When the active thread and coroutine are the same, the current stack is the thread stack, otherwise it is a coroutine
stack.
% PAB: repeated?
% If it is a thread stack, then an equality check with the stored main
% thread pointer and current thread pointer is enough to tell if the current
% thread is the main thread or not.
However, if the threading library is not linked, the sequential execution is on
the main stack. Hence, the entire check is skipped because the weak-symbol
function is loaded. Therefore, a main thread cancellation is unconditionally
performed.

Regardless of how the stack is chosen, the stop function and parameter are
passed to the forced-unwind function. The general pattern of all three stop
functions is the same: continue unwinding until the end of stack.
%when they
%do there primary work.
For main stack cancellation, the transfer is just a program abort.

For coroutine cancellation, the exception is stored in the coroutine's stack,
and the coroutine context switches to its last resumer. The rest is handled on
the backside of the resume, which check if the resumed coroutine is
cancelled. If cancelled, the exception is retrieved from the resumed coroutine,
and a @CoroutineCancelled@ exception is constructed and loaded with the
cancelled exception. It is then resumed as a regular exception with the default
handler coming from the context of the resumption call.

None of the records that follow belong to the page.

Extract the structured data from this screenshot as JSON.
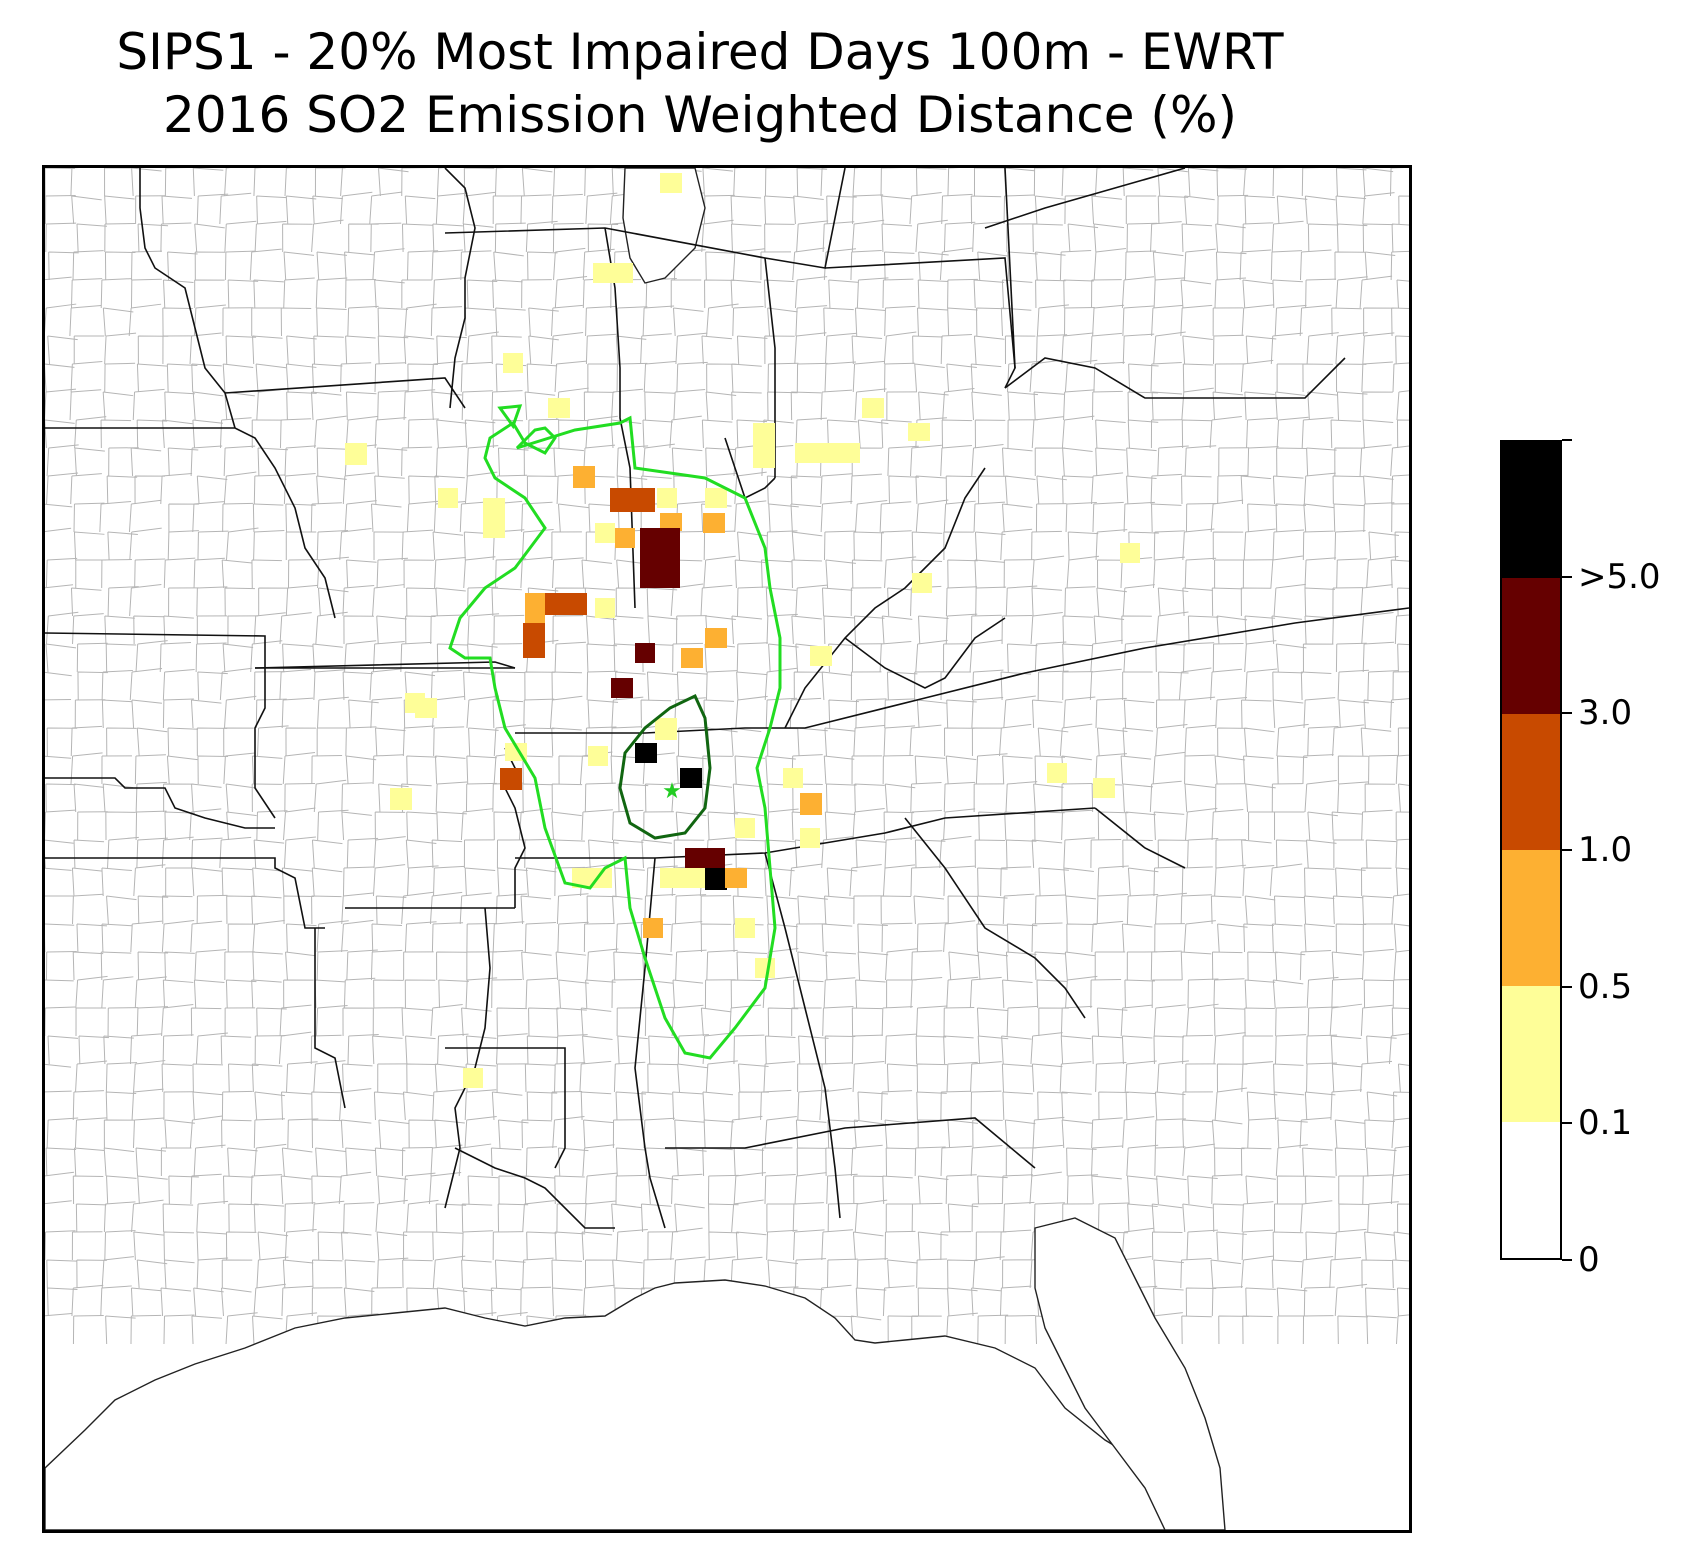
{
  "title": {
    "line1": "SIPS1 - 20% Most Impaired Days 100m - EWRT",
    "line2": "2016 SO2 Emission Weighted Distance (%)"
  },
  "colorbar": {
    "bins": [
      {
        "from": "0",
        "to": "0.1",
        "color": "#ffffff"
      },
      {
        "from": "0.1",
        "to": "0.5",
        "color": "#fefe98"
      },
      {
        "from": "0.5",
        "to": "1.0",
        "color": "#fdb032"
      },
      {
        "from": "1.0",
        "to": "3.0",
        "color": "#c84a00"
      },
      {
        "from": "3.0",
        "to": ">5.0",
        "color": "#650000"
      },
      {
        "from": ">5.0",
        "to": "",
        "color": "#000000"
      }
    ],
    "tick_labels": [
      "0",
      "0.1",
      "0.5",
      "1.0",
      "3.0",
      ">5.0"
    ]
  },
  "map": {
    "region": "Southeastern / Central United States with state and county boundaries",
    "contour_colors": {
      "outer": "#22dd22",
      "inner": "#116611"
    },
    "site_marker": {
      "icon": "star-icon",
      "color": "#22cc22"
    }
  }
}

For thread cancellation, the exception is stored on the thread's main stack and
then context switched to the scheduler. The rest is handled by the thread
joiner. When the join is complete, the joiner checks if the joined thread is
cancelled. If cancelled, the exception is retrieved and the joined thread, and
a @ThreadCancelled@ exception is constructed and loaded with the cancelled
exception. The default handler is passed in as a function pointer. If it is
null (as it is for the auto-generated joins on destructor call), the default is
used, which is a program abort.
%; which gives the required handling on implicate join.